Dresser des salarié·e·s contre leurs «doubles»

Le trait le plus réactionnaire de la directive Bolkestein et de l’article III-144 du Traité constitutionnel peut se résumer de la sorte. Le patronat européen et extra-européen va susciter dans chaque pays une méfiance des Français et immigré·e·s salarié·e·s travaillant en France, des Allemands et immigrés travaillant en Allemagne, des Suisses et immigrés travaillant en Suisse… une méfiance contre l’autre: l’immigré·e polonais·e, tchèque ou letton·e. Celle et celui embarqué dans une entreprise «compétitive» de services, qui viendra en France, en Allemagne ou en Suisse «vendre ses services à des prix imbattables».

Au travers de ces mécanismes et de ces politiques de démantèlement des droits sociaux et du travail, le patronat dresse les salarié·e·s les uns contre les autres, dans chaque pays comme au sein d’une Europe présentée, de manière falsifiée, comme devant constituer dans le futur «une nouvelle grande fraternité-sororité». Pourvu qu’elle n’existe qu’en-deçà du mur de Schengen.

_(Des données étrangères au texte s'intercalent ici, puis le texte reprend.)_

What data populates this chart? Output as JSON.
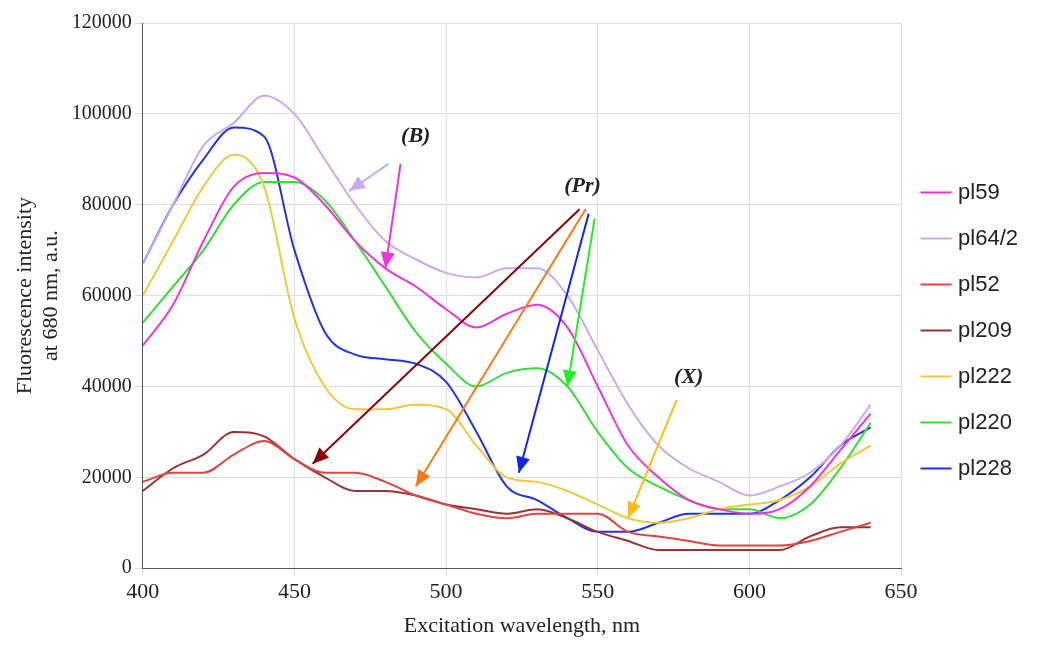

Et déjà, certaines entreprises de services allemandes créent leurs filiales en Pologne ou en Hongrie pour organiser une «libre prestation de services» en Allemagne, mais venant de Hongrie ou de Pologne. Les Helvètes les imitent déjà.

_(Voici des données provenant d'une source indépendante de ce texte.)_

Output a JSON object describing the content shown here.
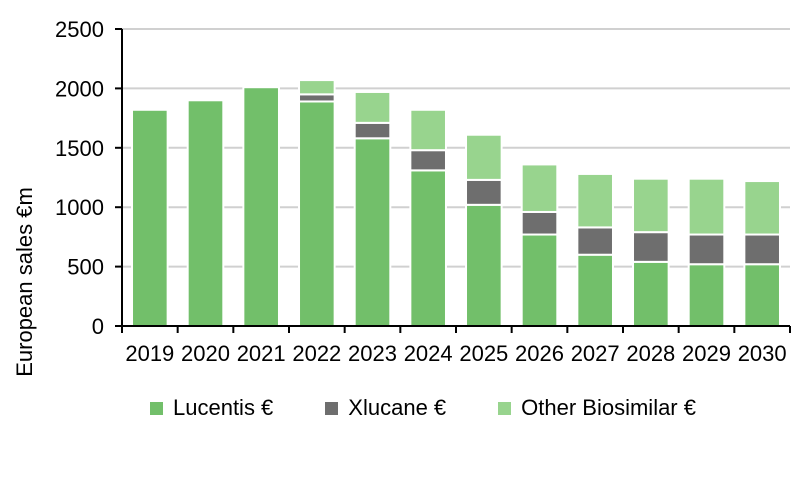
{
  "chart_data": {
    "type": "bar",
    "stacked": true,
    "categories": [
      "2019",
      "2020",
      "2021",
      "2022",
      "2023",
      "2024",
      "2025",
      "2026",
      "2027",
      "2028",
      "2029",
      "2030"
    ],
    "series": [
      {
        "name": "Lucentis €",
        "color": "#72bf6a",
        "values": [
          1820,
          1900,
          2010,
          1890,
          1580,
          1310,
          1020,
          770,
          600,
          540,
          520,
          520
        ]
      },
      {
        "name": "Xlucane €",
        "color": "#6e6e6e",
        "values": [
          0,
          0,
          0,
          60,
          130,
          170,
          210,
          190,
          230,
          250,
          250,
          250
        ]
      },
      {
        "name": "Other Biosimilar €",
        "color": "#98d48e",
        "values": [
          0,
          0,
          0,
          120,
          260,
          340,
          380,
          400,
          450,
          450,
          470,
          450
        ]
      }
    ],
    "ylabel": "European sales €m",
    "ylim": [
      0,
      2500
    ],
    "yticks": [
      0,
      500,
      1000,
      1500,
      2000,
      2500
    ],
    "grid": true,
    "legend_position": "bottom"
  }
}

Le Capital et les capitalistes ont toujours cherché à diviser les salarié·e·s et à stimuler des oppositions, parmi lesquelles celles à profil xénophobe.

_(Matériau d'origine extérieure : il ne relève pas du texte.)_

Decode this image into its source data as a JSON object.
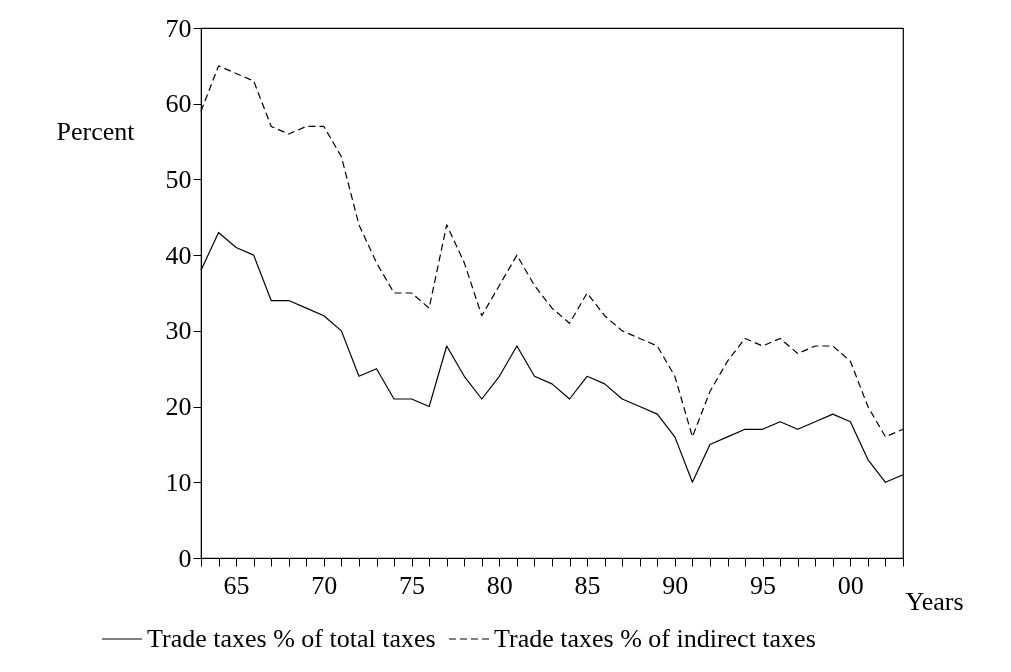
{
  "chart_data": {
    "type": "line",
    "xlabel": "Years",
    "ylabel": "Percent",
    "legend": "bottom",
    "x": [
      1963,
      1964,
      1965,
      1966,
      1967,
      1968,
      1969,
      1970,
      1971,
      1972,
      1973,
      1974,
      1975,
      1976,
      1977,
      1978,
      1979,
      1980,
      1981,
      1982,
      1983,
      1984,
      1985,
      1986,
      1987,
      1988,
      1989,
      1990,
      1991,
      1992,
      1993,
      1994,
      1995,
      1996,
      1997,
      1998,
      1999,
      2000,
      2001,
      2002,
      2003
    ],
    "series": [
      {
        "name": "Trade taxes % of total taxes",
        "color": "#000000",
        "line_style": "solid",
        "values": [
          38,
          43,
          41,
          40,
          34,
          34,
          33,
          32,
          30,
          24,
          25,
          21,
          21,
          20,
          28,
          24,
          21,
          24,
          28,
          24,
          23,
          21,
          24,
          23,
          21,
          20,
          19,
          16,
          10,
          15,
          16,
          17,
          17,
          18,
          17,
          18,
          19,
          18,
          13,
          10,
          11
        ]
      },
      {
        "name": "Trade taxes % of indirect taxes",
        "color": "#000000",
        "line_style": "dashed",
        "values": [
          59,
          65,
          64,
          63,
          57,
          56,
          57,
          57,
          53,
          44,
          39,
          35,
          35,
          33,
          44,
          39,
          32,
          36,
          40,
          36,
          33,
          31,
          35,
          32,
          30,
          29,
          28,
          24,
          16,
          22,
          26,
          29,
          28,
          29,
          27,
          28,
          28,
          26,
          20,
          16,
          17
        ]
      }
    ],
    "xlim": [
      1963,
      2003
    ],
    "xticks": [
      {
        "value": 1963,
        "label": null
      },
      {
        "value": 1964,
        "label": null
      },
      {
        "value": 1965,
        "label": "65"
      },
      {
        "value": 1966,
        "label": null
      },
      {
        "value": 1967,
        "label": null
      },
      {
        "value": 1968,
        "label": null
      },
      {
        "value": 1969,
        "label": null
      },
      {
        "value": 1970,
        "label": "70"
      },
      {
        "value": 1971,
        "label": null
      },
      {
        "value": 1972,
        "label": null
      },
      {
        "value": 1973,
        "label": null
      },
      {
        "value": 1974,
        "label": null
      },
      {
        "value": 1975,
        "label": "75"
      },
      {
        "value": 1976,
        "label": null
      },
      {
        "value": 1977,
        "label": null
      },
      {
        "value": 1978,
        "label": null
      },
      {
        "value": 1979,
        "label": null
      },
      {
        "value": 1980,
        "label": "80"
      },
      {
        "value": 1981,
        "label": null
      },
      {
        "value": 1982,
        "label": null
      },
      {
        "value": 1983,
        "label": null
      },
      {
        "value": 1984,
        "label": null
      },
      {
        "value": 1985,
        "label": "85"
      },
      {
        "value": 1986,
        "label": null
      },
      {
        "value": 1987,
        "label": null
      },
      {
        "value": 1988,
        "label": null
      },
      {
        "value": 1989,
        "label": null
      },
      {
        "value": 1990,
        "label": "90"
      },
      {
        "value": 1991,
        "label": null
      },
      {
        "value": 1992,
        "label": null
      },
      {
        "value": 1993,
        "label": null
      },
      {
        "value": 1994,
        "label": null
      },
      {
        "value": 1995,
        "label": "95"
      },
      {
        "value": 1996,
        "label": null
      },
      {
        "value": 1997,
        "label": null
      },
      {
        "value": 1998,
        "label": null
      },
      {
        "value": 1999,
        "label": null
      },
      {
        "value": 2000,
        "label": "00"
      },
      {
        "value": 2001,
        "label": null
      },
      {
        "value": 2002,
        "label": null
      },
      {
        "value": 2003,
        "label": null
      }
    ],
    "ylim": [
      0,
      70
    ],
    "yticks": [
      0,
      10,
      20,
      30,
      40,
      50,
      60,
      70
    ]
  }
}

Seule une harmonisation des droits et des normes vers le haut, mettant en question le droit patronal et l’autocratie de la propriété privée, peut construire un réseau de solidarité entre l’ensemble des salarié·e·s d’Europe, et de plus loin. Pour cela, mobilisations sociales et droits doivent se marier. C’est tout l’enjeu de la bataille référendaire contre le paquet à potentiel xénophobe du Conseil fédéral qui sera soumis au vote en septembre 2005.


1.
Traité de Maastricht: ses conditions d’adoption ont été conclues, en octobre 1991, dans cette petite ville des Pays-Bas. Le pays est indiqué ici pour assurer une information à la ministre des Affaires étrangères suisse: la social-indéfinie Micheline Calmy-Rey. Elle ne savait pas que Schengen se situait au Luxembourg, lorsqu’elle glosait le 9 mars 2005 dans la salle portant le nom de Berlin (Allemagne!), se situant dans l’imposant Comptoir suisse (Lausanne). En juillet 1992, les ministres des Affaires étrangères signaient le traité, qui fut ratifié par différents pays.

2. Jacques Généreux, Manuel critique du parfait européen, Seuil, 2005, p. 29.

3. Voir La brèche, No 5, octobre 2004, et la brochure du Comité référendaire «Non au dumping salarial et social – Pour une libre circulation des salarié·e·s adossée à de véritables droits sociaux et syndicaux», février 2005, p.30.

4. Le Figaro du 15 mars 2005. Le quotidien de Dassault titre: «José Manuel Barroso veut la libéralisation des services» et le titre de l’encadré ne manque pas d’ironie: «Le monde politique français en émoi». Certes, la victoire possible du Non à la Constitution a de quoi susciter quelques tracas.

5. Le Produit national brut (PNB) est égal au PIB (Produit intérieur brut) plus les revenus du travail et de la propriété reçus du reste du monde, moins les revenus analogues (par exemple les profits d’un holding américain sis à Zoug et versés au Bahamas ou des remises de travailleurs immigrés en Turquie) versés au reste du monde.

Le PIB peut, parmi différentes définitions possibles, être saisi: c’est la somme des valeurs ajoutées produites par les branches économiques d’un pays, plus la TVA (impôt indirect) et les droits de douane. En effet, la valeur ajoutée est mesurée, dans la comptabilité nationale, hors taxes alors que l’on veut obtenir avec le PIB un agrégat (une grandeur synthétique) aux prix du marché (donc on ajoute l’impôt qu’est la TVA).

6. Le terme dumping est utilisé comme une métaphore pour une guerre économique. Au sens le plus étroit, c’est une pratique de concurrence agressive et «déloyale» (!) dans le commerce international. Dans le contexte actuel, il s’agit d’un abaissement, de fait ou juridiquement et réglementairement «accepté», des droits sociaux ou salariaux ou de la fiscalité pour «attirer» des capitaux ou «être compétitif», c’est-à-dire assurer la rentabilité la meilleure des investissements.